Beyond individual achievements, the community of Fulbright researchers plays a leading role in addressing global challenges. According to independent analysis done by Elsevier to mark our 75th anniversary, 52 per cent of Fulbright scholars’ publications worldwide address topics relevant to one or more of the UN Sustainable Development Goals, compared with 36 per cent of academic publications overall. Papers by US-UK Fulbrighters are twice as likely to reflect collaboration with international colleagues than those of other researchers.
Collaboration is also a guiding principle for the way the commission itself operates. While the US and UK governments remain our single biggest funders, we have built a transatlantic network of partners and funders that includes the governments of Scotland and Wales, more than 50 US and UK universities, cultural and social institutions such as the British Library and the National Black Police Association, philanthropic foundations and corporate entities.
There is much to celebrate. But now is not the moment to rest on our laurels. The Fulbright mission to foster empathy and dialogue is as urgent as ever. That’s why we have committed to making Fulbright opportunities accessible and attractive to all talented individuals, irrespective of background and financial circumstance, and to support the Fulbright community to address the immense challenges we face as a planet.
Let me share three highlights of what this means concretely. First, thanks to a significant uplift in our annual allocation from the UK government and new partnerships with US universities, we are increasing the number of grants that fully cover the cost of a US master’s degree.
Second, with additional support from our binational government partners and foundations such as the Carnegie Corporation of New York, we have launched a new award that brings together pairs of US and UK teaching faculty to co-design and co-teach a virtual exchange programme for students at their universities. This will democratise global learning for the overwhelming majority of undergraduates who do not study abroad while, at the same time, fostering collaboration between our two higher education sectors.

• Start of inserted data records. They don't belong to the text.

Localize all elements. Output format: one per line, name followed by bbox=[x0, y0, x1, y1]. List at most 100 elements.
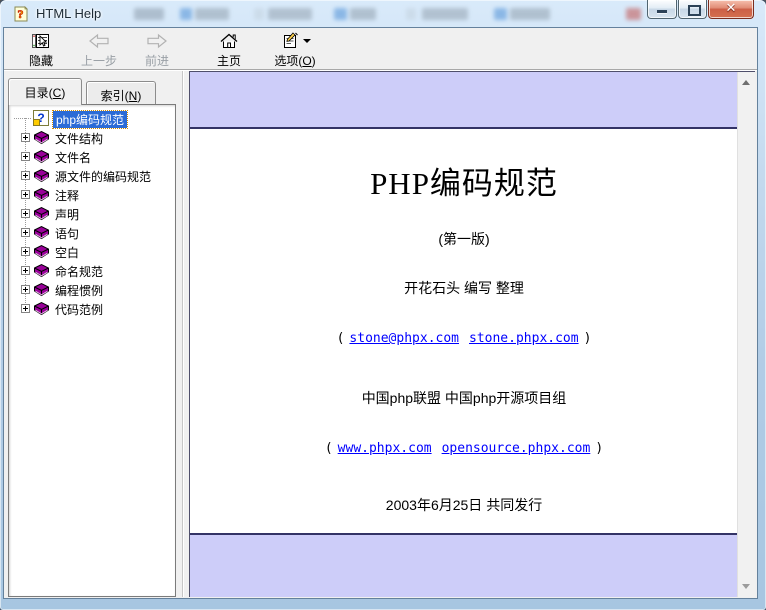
titlebar-reflection bbox=[494, 8, 507, 20]
minimize-icon bbox=[657, 10, 667, 13]
tree-item-label[interactable]: 文件名 bbox=[55, 149, 91, 166]
back-arrow-icon bbox=[88, 31, 110, 51]
tree-item-label[interactable]: 命名规范 bbox=[55, 263, 103, 280]
tree-item-source-coding-standard[interactable]: 源文件的编码规范 bbox=[9, 166, 175, 185]
tab-contents[interactable]: 目录(C) bbox=[8, 78, 82, 105]
email-link[interactable]: stone@phpx.com bbox=[349, 331, 459, 346]
opensource-link[interactable]: opensource.phpx.com bbox=[442, 441, 591, 456]
scroll-down-icon[interactable] bbox=[742, 584, 750, 589]
tree-item-label[interactable]: 声明 bbox=[55, 206, 79, 223]
options-icon bbox=[280, 31, 311, 51]
titlebar-reflection bbox=[268, 8, 312, 20]
tree-item-programming-conventions[interactable]: 编程惯例 bbox=[9, 280, 175, 299]
hide-button[interactable]: 隐藏 bbox=[12, 28, 70, 71]
tree-item-file-name[interactable]: 文件名 bbox=[9, 147, 175, 166]
tree-item-php-coding-standard[interactable]: ? php编码规范 bbox=[9, 109, 175, 128]
titlebar-reflection bbox=[406, 8, 416, 20]
client-area: 隐藏 上一步 前进 bbox=[4, 28, 757, 598]
phpx-link[interactable]: www.phpx.com bbox=[338, 441, 432, 456]
expand-plus-icon[interactable] bbox=[21, 285, 30, 294]
tree-item-naming-standard[interactable]: 命名规范 bbox=[9, 261, 175, 280]
pane-splitter[interactable] bbox=[176, 71, 189, 597]
paren-open: ( bbox=[337, 331, 345, 346]
expand-plus-icon[interactable] bbox=[21, 228, 30, 237]
edition-line: (第一版) bbox=[190, 229, 738, 249]
tree-item-label[interactable]: 语句 bbox=[55, 225, 79, 242]
tree-item-label[interactable]: 注释 bbox=[55, 187, 79, 204]
html-help-app-icon[interactable]: ? bbox=[12, 5, 30, 23]
scroll-up-icon[interactable] bbox=[742, 80, 750, 85]
tree-item-comments[interactable]: 注释 bbox=[9, 185, 175, 204]
titlebar-reflection bbox=[422, 8, 468, 20]
closed-book-icon bbox=[33, 187, 50, 202]
tree-item-label[interactable]: 源文件的编码规范 bbox=[55, 168, 151, 185]
forward-arrow-icon bbox=[146, 31, 168, 51]
expand-plus-icon[interactable] bbox=[21, 133, 30, 142]
organizations-line: 中国php联盟 中国php开源项目组 bbox=[190, 388, 738, 408]
toolbar: 隐藏 上一步 前进 bbox=[4, 28, 757, 70]
tree-item-statements[interactable]: 语句 bbox=[9, 223, 175, 242]
closed-book-icon bbox=[33, 130, 50, 145]
options-button-label: 选项(O) bbox=[274, 52, 315, 69]
tree-item-label[interactable]: 代码范例 bbox=[55, 301, 103, 318]
expand-plus-icon[interactable] bbox=[21, 171, 30, 180]
tab-index-label: 索引(N) bbox=[101, 89, 142, 103]
home-button-label: 主页 bbox=[217, 52, 241, 69]
window-title: HTML Help bbox=[36, 6, 101, 21]
hide-button-label: 隐藏 bbox=[29, 52, 53, 69]
expand-plus-icon[interactable] bbox=[21, 266, 30, 275]
tree-item-declarations[interactable]: 声明 bbox=[9, 204, 175, 223]
tab-index[interactable]: 索引(N) bbox=[86, 81, 156, 105]
tree-item-label[interactable]: 编程惯例 bbox=[55, 282, 103, 299]
back-button[interactable]: 上一步 bbox=[70, 28, 128, 71]
titlebar[interactable]: ? HTML Help ✕ bbox=[0, 0, 766, 28]
home-icon bbox=[219, 31, 239, 51]
help-topic-icon: ? bbox=[33, 110, 49, 126]
titlebar-reflection bbox=[195, 8, 229, 20]
expand-plus-icon[interactable] bbox=[21, 190, 30, 199]
tree-item-code-examples[interactable]: 代码范例 bbox=[9, 299, 175, 318]
maximize-icon bbox=[688, 5, 701, 16]
tree-item-file-structure[interactable]: 文件结构 bbox=[9, 128, 175, 147]
expand-plus-icon[interactable] bbox=[21, 152, 30, 161]
html-help-window: ? HTML Help ✕ bbox=[0, 0, 766, 610]
closed-book-icon bbox=[33, 282, 50, 297]
tree-item-label[interactable]: php编码规范 bbox=[53, 111, 127, 128]
close-icon: ✕ bbox=[709, 1, 753, 16]
contents-tree-panel: ? php编码规范 文件结构 文件名 源文件的编码规范 bbox=[8, 104, 176, 597]
window-controls: ✕ bbox=[646, 0, 754, 19]
titlebar-reflection bbox=[350, 8, 376, 20]
back-button-label: 上一步 bbox=[81, 52, 117, 69]
home-button[interactable]: 主页 bbox=[200, 28, 258, 71]
contents-tree: ? php编码规范 文件结构 文件名 源文件的编码规范 bbox=[9, 105, 175, 318]
closed-book-icon bbox=[33, 225, 50, 240]
titlebar-reflection bbox=[626, 8, 641, 20]
tab-contents-label: 目录(C) bbox=[25, 86, 66, 100]
maximize-button[interactable] bbox=[678, 0, 707, 19]
expand-plus-icon[interactable] bbox=[21, 209, 30, 218]
close-button[interactable]: ✕ bbox=[708, 0, 754, 19]
tree-item-label[interactable]: 空白 bbox=[55, 244, 79, 261]
forward-button[interactable]: 前进 bbox=[128, 28, 186, 71]
stone-site-link[interactable]: stone.phpx.com bbox=[469, 331, 579, 346]
tree-connector bbox=[14, 118, 31, 119]
paren-close: ) bbox=[584, 331, 592, 346]
tree-item-label[interactable]: 文件结构 bbox=[55, 130, 103, 147]
titlebar-reflection bbox=[180, 8, 192, 20]
paren-close: ) bbox=[595, 441, 603, 456]
closed-book-icon bbox=[33, 168, 50, 183]
site-links-line: (www.phpx.comopensource.phpx.com) bbox=[190, 441, 738, 456]
vertical-scrollbar[interactable] bbox=[737, 72, 755, 597]
publish-date-line: 2003年6月25日 共同发行 bbox=[190, 495, 738, 515]
expand-plus-icon[interactable] bbox=[21, 304, 30, 313]
tree-item-whitespace[interactable]: 空白 bbox=[9, 242, 175, 261]
closed-book-icon bbox=[33, 301, 50, 316]
closed-book-icon bbox=[33, 244, 50, 259]
options-button[interactable]: 选项(O) bbox=[266, 28, 324, 71]
document-title: PHP编码规范 bbox=[190, 158, 738, 203]
topic-content-pane: PHP编码规范 (第一版) 开花石头 编写 整理 (stone@phpx.com… bbox=[189, 71, 755, 597]
titlebar-reflection bbox=[510, 8, 550, 20]
expand-plus-icon[interactable] bbox=[21, 247, 30, 256]
minimize-button[interactable] bbox=[647, 0, 677, 19]
contact-links-line: ( stone@phpx.com stone.phpx.com) bbox=[190, 331, 738, 346]
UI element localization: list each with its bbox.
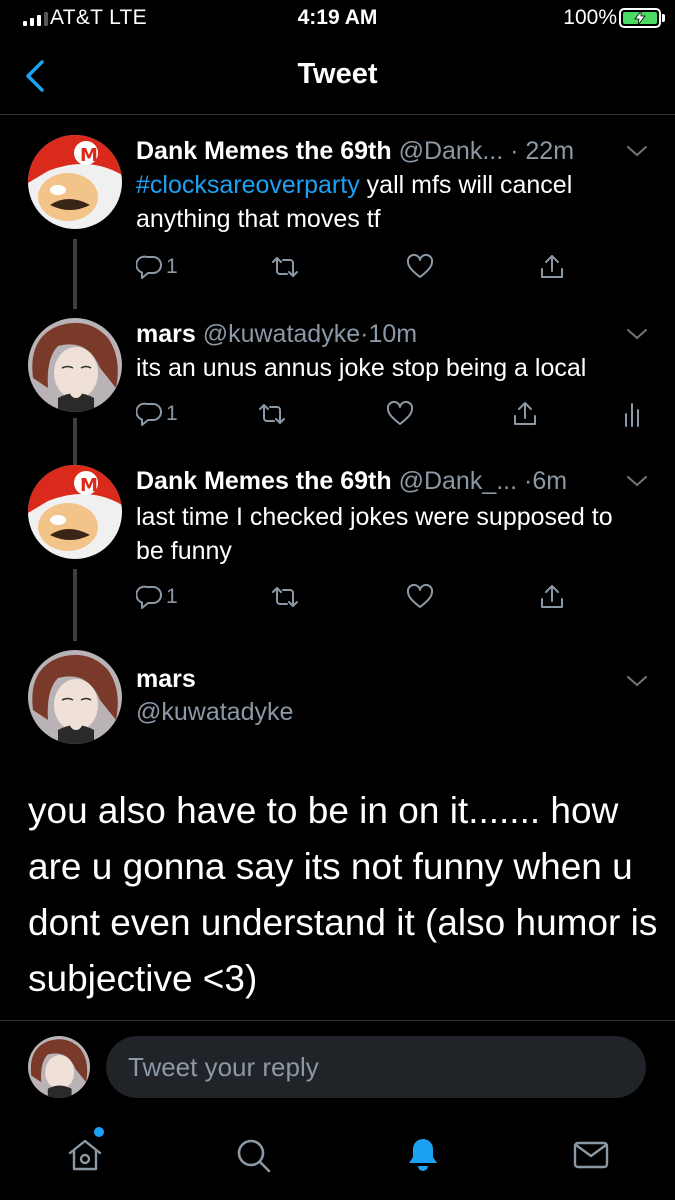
retweet-button[interactable] <box>258 398 286 430</box>
main-tweet-text: you also have to be in on it....... how … <box>28 790 658 999</box>
reply-count: 1 <box>166 402 178 425</box>
battery-percent: 100% <box>563 6 617 29</box>
reply-button[interactable]: 1 <box>136 251 178 283</box>
reply-count: 1 <box>166 255 178 278</box>
thread-line <box>73 239 77 309</box>
notifications-icon <box>409 1139 437 1171</box>
avatar[interactable]: M <box>28 465 122 559</box>
status-bar: AT&T LTE 4:19 AM 100% <box>0 0 675 38</box>
tab-home[interactable] <box>62 1132 108 1178</box>
analytics-button[interactable] <box>618 398 646 430</box>
tweet-actions: 1 <box>136 251 656 283</box>
author-name[interactable]: mars <box>136 320 196 348</box>
tweet-time: 22m <box>525 137 575 165</box>
divider <box>0 1020 675 1021</box>
avatar[interactable]: M <box>28 135 122 229</box>
page-title: Tweet <box>297 58 378 90</box>
hashtag-link[interactable]: #clocksareoverparty <box>136 171 360 199</box>
author-name[interactable]: mars <box>136 665 196 694</box>
heart-icon <box>406 253 434 278</box>
heart-icon <box>386 400 414 425</box>
svg-text:M: M <box>80 475 98 496</box>
like-button[interactable] <box>406 251 434 283</box>
retweet-icon <box>259 404 285 424</box>
tweet-actions: 1 <box>136 581 656 613</box>
battery-icon <box>619 8 665 28</box>
reply-count: 1 <box>166 585 178 608</box>
tweet[interactable]: M Dank Memes the 69th @Dank_... ·6m last… <box>0 465 675 645</box>
tweet-text: its an unus annus joke stop being a loca… <box>136 354 587 382</box>
header: Tweet <box>0 38 675 115</box>
author-handle[interactable]: @kuwatadyke <box>203 320 360 348</box>
thread-line <box>73 418 77 468</box>
reply-button[interactable]: 1 <box>136 581 178 613</box>
author-handle[interactable]: @kuwatadyke <box>136 698 293 727</box>
retweet-icon <box>272 587 298 607</box>
home-icon <box>68 1139 102 1171</box>
svg-text:M: M <box>80 145 98 166</box>
reply-button[interactable]: 1 <box>136 398 178 430</box>
retweet-button[interactable] <box>271 251 299 283</box>
avatar[interactable] <box>28 650 122 744</box>
author-handle[interactable]: @Dank... <box>399 137 504 165</box>
share-button[interactable] <box>538 581 566 613</box>
tweet-text: last time I checked jokes were supposed … <box>136 503 613 565</box>
tab-notifications[interactable] <box>400 1132 446 1178</box>
author-name[interactable]: Dank Memes the 69th <box>136 137 392 165</box>
tab-search[interactable] <box>230 1132 276 1178</box>
thread-line <box>73 569 77 641</box>
tweet[interactable]: M Dank Memes the 69th @Dank... · 22m #cl… <box>0 135 675 309</box>
reply-icon <box>136 585 162 609</box>
like-button[interactable] <box>386 398 414 430</box>
tweet[interactable]: mars @kuwatadyke·10m its an unus annus j… <box>0 318 675 468</box>
share-button[interactable] <box>538 251 566 283</box>
heart-icon <box>406 583 434 608</box>
author-handle[interactable]: @Dank_... <box>399 467 517 495</box>
separator: · <box>510 137 519 165</box>
share-icon <box>541 255 563 278</box>
unread-dot <box>94 1127 104 1137</box>
avatar <box>28 1036 90 1098</box>
search-icon <box>237 1139 271 1173</box>
reply-input[interactable] <box>106 1036 646 1098</box>
tab-messages[interactable] <box>568 1132 614 1178</box>
tweet-actions: 1 <box>136 398 656 430</box>
tweet-text: #clocksareoverparty yall mfs will cancel… <box>136 168 646 236</box>
share-icon <box>541 585 563 608</box>
author-name[interactable]: Dank Memes the 69th <box>136 467 392 495</box>
share-button[interactable] <box>511 398 539 430</box>
tweet-time: 6m <box>532 467 568 495</box>
analytics-icon <box>625 403 639 427</box>
tweet-time: 10m <box>368 320 418 348</box>
chevron-down-icon[interactable] <box>625 473 649 489</box>
chevron-down-icon[interactable] <box>625 143 649 159</box>
chevron-down-icon[interactable] <box>625 673 649 689</box>
reply-icon <box>136 402 162 426</box>
reply-icon <box>136 255 162 279</box>
like-button[interactable] <box>406 581 434 613</box>
retweet-button[interactable] <box>271 581 299 613</box>
avatar[interactable] <box>28 318 122 412</box>
messages-icon <box>573 1141 609 1169</box>
chevron-down-icon[interactable] <box>625 326 649 342</box>
retweet-icon <box>272 257 298 277</box>
share-icon <box>514 402 536 425</box>
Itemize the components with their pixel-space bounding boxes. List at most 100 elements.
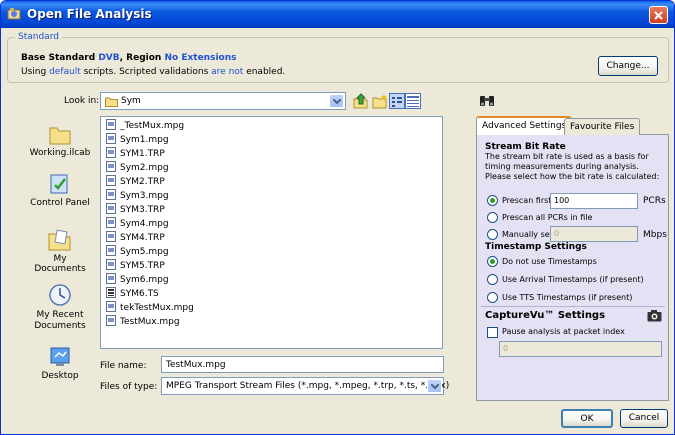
file-item[interactable]: Sym2.mpg: [106, 161, 169, 174]
details-view-icon[interactable]: [405, 93, 421, 109]
tab-label: Favourite Files: [570, 122, 635, 132]
lookin-dropdown[interactable]: Sym: [100, 92, 346, 110]
file-type-dropdown[interactable]: MPEG Transport Stream Files (*.mpg, *.mp…: [161, 377, 449, 395]
file-item[interactable]: tekTestMux.mpg: [106, 301, 194, 314]
lookin-dropdown-arrow[interactable]: [329, 94, 344, 108]
file-name: SYM5.TRP: [120, 261, 165, 271]
ok-button[interactable]: OK: [561, 409, 613, 428]
clock-icon: [49, 284, 71, 306]
file-item[interactable]: SYM5.TRP: [106, 259, 165, 272]
file-item[interactable]: _TestMux.mpg: [106, 119, 184, 132]
file-name: SYM6.TS: [120, 289, 159, 299]
file-icon: [106, 119, 116, 130]
place-my-recent-documents[interactable]: My Recent Documents: [27, 283, 93, 332]
close-button[interactable]: [649, 6, 668, 24]
folder-icon: [105, 97, 118, 107]
lookin-value: Sym: [121, 96, 141, 106]
file-icon: [106, 161, 116, 172]
folder-icon: [49, 127, 71, 145]
lookin-label: Look in:: [64, 96, 100, 106]
file-name: Sym4.mpg: [120, 219, 169, 229]
pcrs-unit: PCRs: [643, 196, 666, 206]
tab-label: Advanced Settings: [482, 121, 567, 131]
file-name: SYM3.TRP: [120, 205, 165, 215]
file-item[interactable]: SYM4.TRP: [106, 231, 165, 244]
file-name-input[interactable]: TestMux.mpg: [161, 356, 444, 373]
place-control-panel[interactable]: Control Panel: [27, 173, 93, 208]
place-my-documents[interactable]: My Documents: [27, 229, 93, 274]
up-folder-icon[interactable]: [353, 93, 369, 109]
file-icon: [106, 315, 116, 326]
file-name: SYM2.TRP: [120, 177, 165, 187]
file-item[interactable]: Sym6.mpg: [106, 273, 169, 286]
bitrate-description: The stream bit rate is used as a basis f…: [485, 152, 660, 181]
timestamp-heading: Timestamp Settings: [485, 242, 587, 252]
binoculars-icon[interactable]: [479, 93, 495, 107]
base-standard-text: Base Standard DVB, Region No Extensions: [21, 53, 236, 63]
file-name: SYM4.TRP: [120, 233, 165, 243]
pause-label: Pause analysis at packet index: [502, 327, 625, 336]
pause-checkbox[interactable]: [487, 327, 498, 338]
file-item[interactable]: Sym4.mpg: [106, 217, 169, 230]
scripts-text: Using default scripts. Scripted validati…: [21, 67, 285, 77]
radio[interactable]: [487, 229, 498, 240]
file-icon: [106, 147, 116, 158]
place-working[interactable]: Working.ilcab: [27, 125, 93, 158]
file-item[interactable]: TestMux.mpg: [106, 315, 180, 328]
file-item[interactable]: SYM2.TRP: [106, 175, 165, 188]
radio[interactable]: [487, 292, 498, 303]
file-name-label: File name:: [100, 361, 147, 371]
chevron-down-icon: [333, 99, 341, 104]
prescan-count-input[interactable]: 100: [550, 193, 638, 209]
file-icon: [106, 301, 116, 312]
tab-advanced-settings[interactable]: Advanced Settings: [476, 116, 573, 135]
radio-label: Use TTS Timestamps (if present): [502, 293, 633, 302]
file-name: _TestMux.mpg: [120, 121, 185, 131]
file-list[interactable]: _TestMux.mpg Sym1.mpg SYM1.TRP Sym2.mpg …: [100, 116, 443, 349]
file-icon: [106, 189, 116, 200]
file-item[interactable]: SYM3.TRP: [106, 203, 165, 216]
file-icon: [106, 175, 116, 186]
change-button[interactable]: Change...: [598, 56, 658, 76]
validations-prefix: scripts. Scripted validations: [80, 67, 212, 77]
place-label: My Documents: [34, 254, 86, 274]
radio[interactable]: [487, 274, 498, 285]
scripts-prefix: Using: [21, 67, 50, 77]
file-item[interactable]: Sym5.mpg: [106, 245, 169, 258]
file-icon: [106, 273, 116, 284]
scripts-value: default: [49, 67, 81, 77]
camera-icon[interactable]: [647, 309, 662, 322]
title-bar[interactable]: Open File Analysis: [1, 1, 674, 28]
file-name: Sym6.mpg: [120, 275, 169, 285]
file-type-dropdown-arrow[interactable]: [427, 379, 442, 393]
file-item[interactable]: SYM1.TRP: [106, 147, 165, 160]
place-label: Desktop: [41, 371, 79, 381]
place-label: Control Panel: [30, 198, 90, 208]
radio-selected[interactable]: [487, 256, 498, 267]
control-panel-icon: [50, 174, 68, 194]
file-icon: [106, 217, 116, 228]
file-name: SYM1.TRP: [120, 149, 165, 159]
file-name: Sym3.mpg: [120, 191, 169, 201]
list-view-icon[interactable]: [389, 93, 405, 109]
cancel-button[interactable]: Cancel: [620, 409, 668, 428]
validations-value: are not: [211, 67, 244, 77]
window-title: Open File Analysis: [27, 7, 152, 21]
manual-bitrate-input[interactable]: 0: [550, 226, 638, 242]
file-item[interactable]: SYM6.TS: [106, 287, 159, 300]
place-desktop[interactable]: Desktop: [27, 346, 93, 381]
file-type-label: Files of type:: [100, 382, 158, 392]
new-folder-icon[interactable]: [372, 93, 388, 109]
place-label: Working.ilcab: [29, 148, 91, 158]
radio-selected[interactable]: [487, 195, 498, 206]
file-icon: [106, 133, 116, 144]
pause-index-input[interactable]: 0: [499, 341, 662, 357]
file-item[interactable]: Sym1.mpg: [106, 133, 169, 146]
tab-favourite-files[interactable]: Favourite Files: [564, 118, 641, 135]
file-item[interactable]: Sym3.mpg: [106, 189, 169, 202]
radio[interactable]: [487, 212, 498, 223]
region-name: No Extensions: [164, 53, 237, 63]
file-icon: [106, 259, 116, 270]
file-icon: [106, 231, 116, 242]
open-file-analysis-dialog: Open File Analysis Standard Base Standar…: [0, 0, 675, 435]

And, third, we are building a network of “Fulbright champions” across the UK higher education system to make sure such opportunities are promoted to students and faculty at universities that have hitherto been under-represented among our applicants.
One of our alumni puts it best: “Everyone should have such an experience. Would the world not be a far better, more tolerant place if they did?”
Maria Balinska is executive director of the US-UK Fulbright Commission.